I've seen four movies since last we spoke: a program of shorts about Magnificent Obsessions, Give Me Future, Bill Nye: Science Guy, and Joshua: Teenager vs Superpower.
The shorts were the usual mixed bag of styles and subjects, but they were all about people who are really keen on something.
There was one about the city of Cleveland trying to make a fun, fun name for itself by releasing 1.5 million little balloons filled with helium for a Guinness Book record. It did not turn out well. Another was about icebergs, and it was stunning and made me want to run off to Newfoundland immediately. Then the one about clearing out a family home after the parents' deaths. Beautifully done, with still photos and background chatter. The Q&A really tied it all together for me, and now I want to watch it again!
The last two were more unsettling, for sure. One revolved around a phone conversation between a trans woman and an ex-Marine. Again, I learned so much in the chat with the director afterwards that I have to see it again. This one was an MFA project, wow.

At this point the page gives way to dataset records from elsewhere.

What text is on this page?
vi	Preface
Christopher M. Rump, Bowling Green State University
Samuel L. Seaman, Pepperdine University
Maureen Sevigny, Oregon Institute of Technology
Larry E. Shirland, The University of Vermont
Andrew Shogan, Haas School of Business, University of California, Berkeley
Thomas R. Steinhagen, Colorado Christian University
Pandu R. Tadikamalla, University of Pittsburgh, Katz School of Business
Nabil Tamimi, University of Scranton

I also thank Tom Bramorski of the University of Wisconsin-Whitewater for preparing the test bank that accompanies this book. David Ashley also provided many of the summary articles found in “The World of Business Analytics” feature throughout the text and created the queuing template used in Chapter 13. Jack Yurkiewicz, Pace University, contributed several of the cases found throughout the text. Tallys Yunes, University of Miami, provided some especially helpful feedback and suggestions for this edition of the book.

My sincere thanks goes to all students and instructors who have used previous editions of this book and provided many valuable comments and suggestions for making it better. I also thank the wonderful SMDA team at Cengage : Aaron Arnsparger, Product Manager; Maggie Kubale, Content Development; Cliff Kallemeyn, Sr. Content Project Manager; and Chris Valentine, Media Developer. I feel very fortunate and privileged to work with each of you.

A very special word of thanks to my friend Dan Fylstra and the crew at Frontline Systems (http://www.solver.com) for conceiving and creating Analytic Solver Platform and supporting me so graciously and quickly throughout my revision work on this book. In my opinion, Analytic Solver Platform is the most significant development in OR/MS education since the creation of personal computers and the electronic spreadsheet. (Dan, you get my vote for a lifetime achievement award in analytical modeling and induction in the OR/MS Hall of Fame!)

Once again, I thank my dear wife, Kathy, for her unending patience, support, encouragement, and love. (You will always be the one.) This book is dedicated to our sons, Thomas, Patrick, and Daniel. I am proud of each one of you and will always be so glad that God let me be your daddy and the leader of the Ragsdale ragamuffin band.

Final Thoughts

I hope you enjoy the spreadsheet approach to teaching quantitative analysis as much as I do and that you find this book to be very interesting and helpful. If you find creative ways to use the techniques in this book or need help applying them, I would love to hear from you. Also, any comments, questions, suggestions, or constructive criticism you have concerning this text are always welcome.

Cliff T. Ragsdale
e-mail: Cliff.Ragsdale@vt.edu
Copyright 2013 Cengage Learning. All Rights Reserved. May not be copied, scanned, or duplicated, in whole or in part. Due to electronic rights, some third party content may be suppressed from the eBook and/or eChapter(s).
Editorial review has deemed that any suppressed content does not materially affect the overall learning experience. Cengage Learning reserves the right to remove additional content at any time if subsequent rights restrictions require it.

The last was about the magnificent obsession of wanting human blood. Yes. Creepy and with bits where I closed my eyes!
I love seeing shorts and wish these little movies were shown in front of features more often. It's funny why they get made the way they do: the iceberg guys said they would gladly have made a longer movie but for the funding; the house-clearing movie started just as a photographic record as the family worked on the job, and the idea of a movie came later.
That evening... was it Tuesday?... I saw Give Me Future, starring my favourite city of Havana! A band I know nothing about, Major Lazer, decided to go to Havana, and played a concert right here on the Malecón.
Thousands and thousands of people came. I don't much care for the electronic music and they guys in the band weren't that interesting to me, but the story was good and the visuals were a treat.
That movie started at 9:45 pm and I was up and at the theatre again at 8:45 the next morning. Quite a big day at Docs for Schools, with two people doing their best to save the world.
Bill Nye: Science Guy shows everybody's favourite science teacher in his retirement from TV. He no longer teaches basic science ideas to kids in a fun and wacky way, but he is taking on creationists and climate-change deniers. I knew about him and his show, but I am a bit old to have been a real fan, and I imagine his heyday was somewhere in the decades when I didn't have a TV. His projects now include things like the Planetary Society and, unfortunately, debating lunkheads like people who think that there were dinosaurs on the ark 6,000 years ago. The kids loved him. I loved him, too, but my excitement faded when I watched the second movie of the day.
Joshua: Teenager vs Superpower shows us Joshua Wong, a kid just now in university, who has also been trying to save the world for several years. He started out protesting Beijing-imposed education curricula in Hong Kong, and moved on to work with Occupy to work for democratic reforms. Those Hong Kong protests were short-lived and little covered here, as I recall, but the photos of the thousands of protesters were amazing. Joshua and some others went on hunger strike, were arrested, and keep on working towards the goal of democratic freedoms in Hong Kong. This one was picked up by Netflix at Sundance, so you can see it yourselves shortly.
Today, I have a lunch date and then two movies in the afternoon and evening. There's even time in between, I think, to come home and cook a chicken so my family don't think I am ignoring them.